Enterprises all over the world are leaning into blockchain technology as a way to gain competitive advantage. Blockchain offers several advantages to enterprise systems, and organizations that tap into these advantages now as early adopters are better positioned to emerge as future industry leaders.
Coinbase—a popular U.S. bitcoin exchange—just announced that customers can make instant withdrawals through PayPal. But payments aren’t the only use case that ledger technology is unearthing for enterprises. Companies like HP Enterprise, SAP and Amazon have all rolled out blockchain platforms that allow customers to do just about anything.
Large companies’ current interest in blockchain is a promising indication of its role in future enterprise technology. But, what exactly does blockchain mean for businesses? Blockchain is essentially a new form of digital trust.
Blockchain is a solution to social trust that removes the need for centralized institutions—banks, governments, medical facilities, for example—to record and verify transactions. Finally, blockchain technology relies on modern digital processes that use cryptographic proof to validate transactions, making third-party encryption and security unnecessary.
By discussing the impact of what we may refer to as “Cloud 1.0 vs Cloud 2.0,” we can look at how blockchain already impacts some huge companies and how they’ve evolved their approach to using blockchain to build social trust. In the current Cloud 1.0 era, companies such as Google, Facebook, Amazon and Apple oversee data transmission and keep records on their servers. As digital consumers, we place an immense amount of trust in these companies for securing our emails, personal data, internet searches and content.

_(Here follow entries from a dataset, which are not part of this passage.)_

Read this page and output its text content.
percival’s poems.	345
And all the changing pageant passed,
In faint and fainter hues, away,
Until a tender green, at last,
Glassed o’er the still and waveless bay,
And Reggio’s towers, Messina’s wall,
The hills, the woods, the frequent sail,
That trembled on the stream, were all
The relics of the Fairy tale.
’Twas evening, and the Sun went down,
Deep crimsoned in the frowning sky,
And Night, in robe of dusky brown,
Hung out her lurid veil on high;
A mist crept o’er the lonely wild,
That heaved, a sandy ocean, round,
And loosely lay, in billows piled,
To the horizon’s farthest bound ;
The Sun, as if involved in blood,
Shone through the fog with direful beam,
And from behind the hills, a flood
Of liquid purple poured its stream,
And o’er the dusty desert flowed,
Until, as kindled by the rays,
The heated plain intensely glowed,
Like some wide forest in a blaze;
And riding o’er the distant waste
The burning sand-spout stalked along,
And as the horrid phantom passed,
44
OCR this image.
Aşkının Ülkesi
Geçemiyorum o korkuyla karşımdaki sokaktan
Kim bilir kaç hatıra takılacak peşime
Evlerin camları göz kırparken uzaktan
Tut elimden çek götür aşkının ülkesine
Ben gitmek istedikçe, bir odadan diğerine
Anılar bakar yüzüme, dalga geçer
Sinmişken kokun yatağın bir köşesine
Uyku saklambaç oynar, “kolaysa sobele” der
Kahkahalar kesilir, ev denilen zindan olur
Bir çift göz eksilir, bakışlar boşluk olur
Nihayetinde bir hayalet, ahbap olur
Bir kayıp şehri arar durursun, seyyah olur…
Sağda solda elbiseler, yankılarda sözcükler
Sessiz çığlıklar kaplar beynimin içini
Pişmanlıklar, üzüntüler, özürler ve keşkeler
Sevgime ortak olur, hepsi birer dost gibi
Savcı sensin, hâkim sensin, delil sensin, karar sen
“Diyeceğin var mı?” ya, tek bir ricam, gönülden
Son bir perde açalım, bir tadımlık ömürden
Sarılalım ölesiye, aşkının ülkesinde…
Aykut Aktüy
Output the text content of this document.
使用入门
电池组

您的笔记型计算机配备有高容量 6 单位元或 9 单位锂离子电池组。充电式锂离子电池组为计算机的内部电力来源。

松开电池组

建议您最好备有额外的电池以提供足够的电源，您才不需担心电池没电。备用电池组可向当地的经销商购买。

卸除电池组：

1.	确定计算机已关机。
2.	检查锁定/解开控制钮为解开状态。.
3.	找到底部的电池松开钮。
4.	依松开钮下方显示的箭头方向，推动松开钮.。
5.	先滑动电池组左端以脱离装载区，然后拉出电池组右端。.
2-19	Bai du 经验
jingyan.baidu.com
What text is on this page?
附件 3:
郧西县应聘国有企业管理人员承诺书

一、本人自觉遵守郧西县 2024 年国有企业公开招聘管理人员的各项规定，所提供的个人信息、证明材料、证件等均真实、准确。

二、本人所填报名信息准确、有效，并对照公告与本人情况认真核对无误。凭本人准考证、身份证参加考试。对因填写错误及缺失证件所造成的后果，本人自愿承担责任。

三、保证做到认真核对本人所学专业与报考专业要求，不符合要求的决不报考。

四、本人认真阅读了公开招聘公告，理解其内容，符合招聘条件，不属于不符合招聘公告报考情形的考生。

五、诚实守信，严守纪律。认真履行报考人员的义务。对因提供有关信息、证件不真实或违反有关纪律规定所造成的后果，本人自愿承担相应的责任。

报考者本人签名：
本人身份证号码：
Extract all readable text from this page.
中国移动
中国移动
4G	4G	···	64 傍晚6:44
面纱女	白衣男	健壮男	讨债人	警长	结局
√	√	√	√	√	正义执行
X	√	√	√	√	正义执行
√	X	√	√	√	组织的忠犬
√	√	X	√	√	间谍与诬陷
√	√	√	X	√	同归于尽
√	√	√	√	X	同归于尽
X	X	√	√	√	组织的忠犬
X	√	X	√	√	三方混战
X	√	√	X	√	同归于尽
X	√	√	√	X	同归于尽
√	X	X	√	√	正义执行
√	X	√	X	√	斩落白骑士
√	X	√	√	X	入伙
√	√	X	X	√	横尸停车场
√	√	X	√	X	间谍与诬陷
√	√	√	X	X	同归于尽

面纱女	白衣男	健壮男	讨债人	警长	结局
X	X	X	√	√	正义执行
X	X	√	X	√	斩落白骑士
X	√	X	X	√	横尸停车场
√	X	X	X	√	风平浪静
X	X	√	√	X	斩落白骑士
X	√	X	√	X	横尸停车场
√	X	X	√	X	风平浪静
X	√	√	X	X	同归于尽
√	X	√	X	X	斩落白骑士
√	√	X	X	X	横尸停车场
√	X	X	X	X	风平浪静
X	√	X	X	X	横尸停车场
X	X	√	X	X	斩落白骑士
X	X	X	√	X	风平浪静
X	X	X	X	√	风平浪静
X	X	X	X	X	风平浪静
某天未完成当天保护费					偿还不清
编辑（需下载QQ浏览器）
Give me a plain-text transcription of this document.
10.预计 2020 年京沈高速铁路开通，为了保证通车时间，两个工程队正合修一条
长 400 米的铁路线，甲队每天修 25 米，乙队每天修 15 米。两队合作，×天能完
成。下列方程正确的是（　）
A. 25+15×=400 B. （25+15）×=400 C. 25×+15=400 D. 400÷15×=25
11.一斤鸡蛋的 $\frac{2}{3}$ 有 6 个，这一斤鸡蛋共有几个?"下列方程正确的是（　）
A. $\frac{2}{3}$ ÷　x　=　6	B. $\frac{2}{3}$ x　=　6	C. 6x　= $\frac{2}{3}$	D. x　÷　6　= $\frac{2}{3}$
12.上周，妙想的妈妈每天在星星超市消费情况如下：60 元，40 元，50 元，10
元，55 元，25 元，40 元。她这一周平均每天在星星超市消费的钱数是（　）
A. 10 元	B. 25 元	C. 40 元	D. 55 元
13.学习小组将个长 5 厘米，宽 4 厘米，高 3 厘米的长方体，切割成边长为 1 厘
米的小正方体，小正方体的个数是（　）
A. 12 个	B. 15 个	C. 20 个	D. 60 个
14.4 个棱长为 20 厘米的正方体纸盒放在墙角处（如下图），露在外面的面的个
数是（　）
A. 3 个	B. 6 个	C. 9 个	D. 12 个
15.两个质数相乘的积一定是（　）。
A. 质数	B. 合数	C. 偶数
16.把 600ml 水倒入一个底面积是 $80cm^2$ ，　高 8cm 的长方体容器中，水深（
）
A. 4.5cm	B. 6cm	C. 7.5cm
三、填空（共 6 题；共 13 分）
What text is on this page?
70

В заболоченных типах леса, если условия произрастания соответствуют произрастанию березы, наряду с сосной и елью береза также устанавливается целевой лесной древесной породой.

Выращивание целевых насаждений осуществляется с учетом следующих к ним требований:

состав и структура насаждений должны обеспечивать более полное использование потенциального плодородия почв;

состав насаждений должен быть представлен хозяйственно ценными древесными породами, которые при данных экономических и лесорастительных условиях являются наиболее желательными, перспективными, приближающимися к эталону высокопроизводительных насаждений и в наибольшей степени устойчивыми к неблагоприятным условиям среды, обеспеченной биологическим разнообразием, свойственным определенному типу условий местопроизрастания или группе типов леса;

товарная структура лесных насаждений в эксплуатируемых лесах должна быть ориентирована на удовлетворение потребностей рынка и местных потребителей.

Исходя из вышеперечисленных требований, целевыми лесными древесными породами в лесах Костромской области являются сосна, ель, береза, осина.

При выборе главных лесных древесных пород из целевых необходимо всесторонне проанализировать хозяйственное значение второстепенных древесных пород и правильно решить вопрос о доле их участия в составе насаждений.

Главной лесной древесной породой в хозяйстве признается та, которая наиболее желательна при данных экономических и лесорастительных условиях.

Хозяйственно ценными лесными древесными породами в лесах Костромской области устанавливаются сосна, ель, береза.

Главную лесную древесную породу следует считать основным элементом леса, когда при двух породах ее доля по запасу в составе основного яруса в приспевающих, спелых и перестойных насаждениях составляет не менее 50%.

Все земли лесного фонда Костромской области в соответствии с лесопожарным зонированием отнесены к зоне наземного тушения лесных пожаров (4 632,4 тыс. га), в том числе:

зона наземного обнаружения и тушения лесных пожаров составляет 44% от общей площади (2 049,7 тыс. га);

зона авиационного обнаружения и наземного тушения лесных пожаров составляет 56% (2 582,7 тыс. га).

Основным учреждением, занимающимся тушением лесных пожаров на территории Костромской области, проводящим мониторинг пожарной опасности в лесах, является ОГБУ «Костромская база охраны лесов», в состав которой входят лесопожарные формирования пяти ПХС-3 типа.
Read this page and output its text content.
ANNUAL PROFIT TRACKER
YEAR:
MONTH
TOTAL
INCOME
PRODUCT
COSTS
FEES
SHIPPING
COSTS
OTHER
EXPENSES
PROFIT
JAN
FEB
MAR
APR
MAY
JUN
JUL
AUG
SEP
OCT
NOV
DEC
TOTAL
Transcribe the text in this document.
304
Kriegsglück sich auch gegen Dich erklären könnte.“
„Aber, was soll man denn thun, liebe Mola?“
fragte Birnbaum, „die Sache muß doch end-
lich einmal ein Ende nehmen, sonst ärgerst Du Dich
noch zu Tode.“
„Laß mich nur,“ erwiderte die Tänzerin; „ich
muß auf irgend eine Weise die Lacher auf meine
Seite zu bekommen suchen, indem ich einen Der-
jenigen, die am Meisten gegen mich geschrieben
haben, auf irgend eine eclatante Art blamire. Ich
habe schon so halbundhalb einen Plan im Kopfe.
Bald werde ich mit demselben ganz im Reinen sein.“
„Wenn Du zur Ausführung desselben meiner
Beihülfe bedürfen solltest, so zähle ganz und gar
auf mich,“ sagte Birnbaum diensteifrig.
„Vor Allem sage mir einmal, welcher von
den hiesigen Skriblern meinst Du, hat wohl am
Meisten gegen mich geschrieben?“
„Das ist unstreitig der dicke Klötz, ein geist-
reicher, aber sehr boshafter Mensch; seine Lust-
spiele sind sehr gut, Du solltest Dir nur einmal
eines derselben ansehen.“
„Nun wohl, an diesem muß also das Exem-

With Cloud 2.0, however, some of the burden of trust shifts. Blockchain reclaims proof of trust and allows users to reassign the data management role to a decentralized network guided by autonomous and immutable code. With blockchain, software becomes more secure and efficient. Perhaps most important, with Cloud 2.0 and blockchain, software becomes more prescriptive: for example, rather than trusting Google or Apple to manage and monitor access to their data, consumers can instead trust that the blockchain ledger will provide a reliable record of what specific data is shared with which specific people. That’s a crucial piece of how blockchain will help the new cloud iterations to become more bulletproof in terms of recording data transactions.
In this new Cloud 2.0 universe, where the burden of security falls on the blockchain model rather than individual actors, blockchain also promises a number of corollary benefits to enterprises.
Expedited workflows: Blockchain removes third-party transaction managers and replaces them with a more autonomous system. This blockchain-based exchange should offer time-saving benefits, as logs and ledgers that require third-party review and approval weigh down various processes. Automatically reviewing and approving transactions with a secure and immutable network should expedite workflows.
Cost: Most transactional mediums owned by private vendors, and they often add fees and other costs. Cutting out third-party middlemen while continuing to process transactions or complete tasks automatically should save money.
Transparency and security: Digital assets are all immutably branded within the blockchain so that transactions are irrefutable and irreversible. For example, you can use the blockchain to store important information that different people must rely on, such as the source and processing stages of food products, and then go back to see exactly who made what changes from any time.